Bireysel anlamda bu çağda herkesin yapması gereken temel şey çok açık: Tüketimi azaltmak veya kullanılan ürünü olabilecek en uzun zaman aralığında kullanmaya çalışmak. Özellikle büyük elektronik ev eşyaları veya ofis araçlarının kullanım süreleri diğer ürünlere nazaran görece daha fazla olsa da bunun ne kadar yetersiz olduğunu yıllık e-atık üretim hacminden anlıyoruz. Milyonlarca ton atıktan bahsediyoruz. Sürekli daha yenisini, daha iyisini, daha estetik olanını, moda olanını almak yerine elinizdeki ürünü kullanmaya devam etmelisiniz. Gerçekten de ürünü artık elinizden çıkarmak istediğinizde, eğer EEE hâlâ işlevini yerine getirir durumdaysa bunu atık olarak değil ikincil kullanıma uygun bir araç olarak düşünmelisiniz. Çalışır durumdaki ürünleri kendiniz satabileceğiniz gibi STK ve belediyelere de teslim edebilirsiniz.
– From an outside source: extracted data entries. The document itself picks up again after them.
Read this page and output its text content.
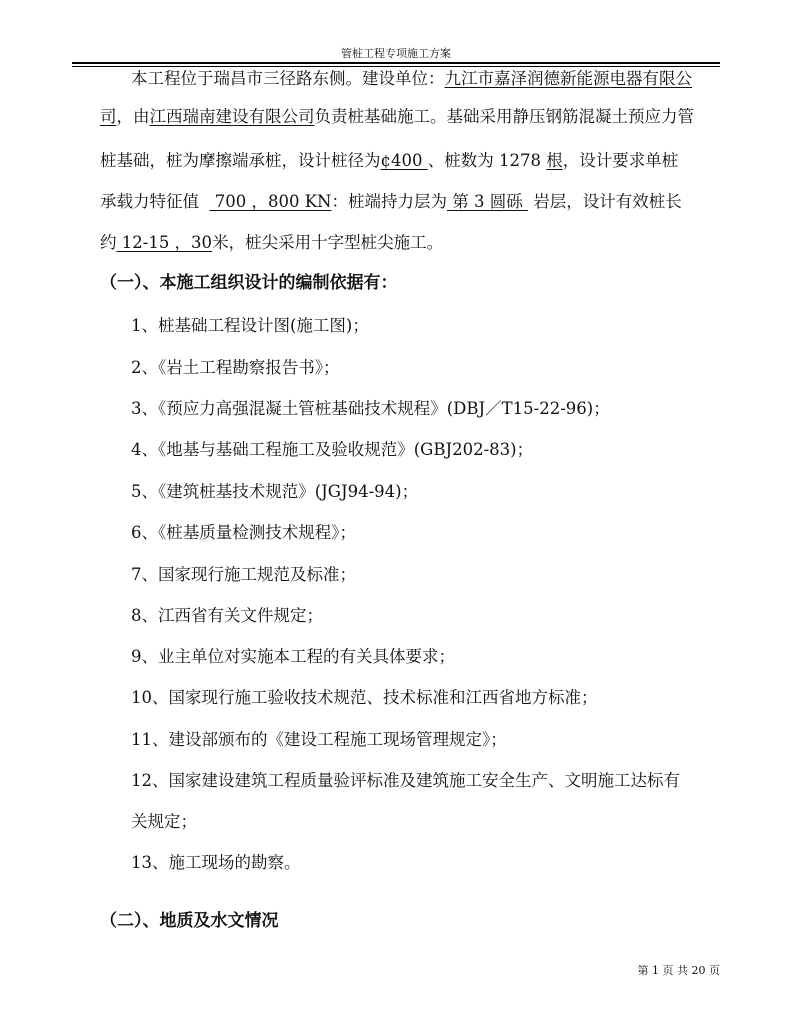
管桩工程专项施工方案
本工程位于瑞昌市三径路东侧。建设单位：九江市嘉泽润德新能源电器有限公
司，由江西瑞南建设有限公司负责桩基础施工。基础采用静压钢筋混凝土预应力管
桩基础，桩为摩擦端承桩，设计桩径为¢400 、桩数为 1278 根，设计要求单桩
承载力特征值   700 ，800 KN：桩端持力层为 第 3 圆砾  岩层，设计有效桩长
约 12-15 ，30米，桩尖采用十字型桩尖施工。
（一）、本施工组织设计的编制依据有：
1、桩基础工程设计图(施工图)；
2、《岩土工程勘察报告书》；
3、《预应力高强混凝土管桩基础技术规程》(DBJ／T15-22-96)；
4、《地基与基础工程施工及验收规范》(GBJ202-83)；
5、《建筑桩基技术规范》(JGJ94-94)；
6、《桩基质量检测技术规程》；
7、国家现行施工规范及标准；
8、江西省有关文件规定；
9、业主单位对实施本工程的有关具体要求；
10、国家现行施工验收技术规范、技术标准和江西省地方标准；
11、建设部颁布的《建设工程施工现场管理规定》；
12、国家建设建筑工程质量验评标准及建筑施工安全生产、文明施工达标有
关规定；
13、施工现场的勘察。
（二）、地质及水文情况
第 1 页 共 20 页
Kullanmadığınız eşyaları biriktirdiğiniz çekmece veya kolileri elden geçirirken artık elinizde tutmak istemediğiniz ve herhangi bir çöp kutusuna gelişigüzel attığınız her e-atığın, gerek yokken tükettiğiniz her bir birim elektronik cihazın, bütün dünyayı daha kötü bir geleceğe bir adım daha yaklaştırdığını unutmayın.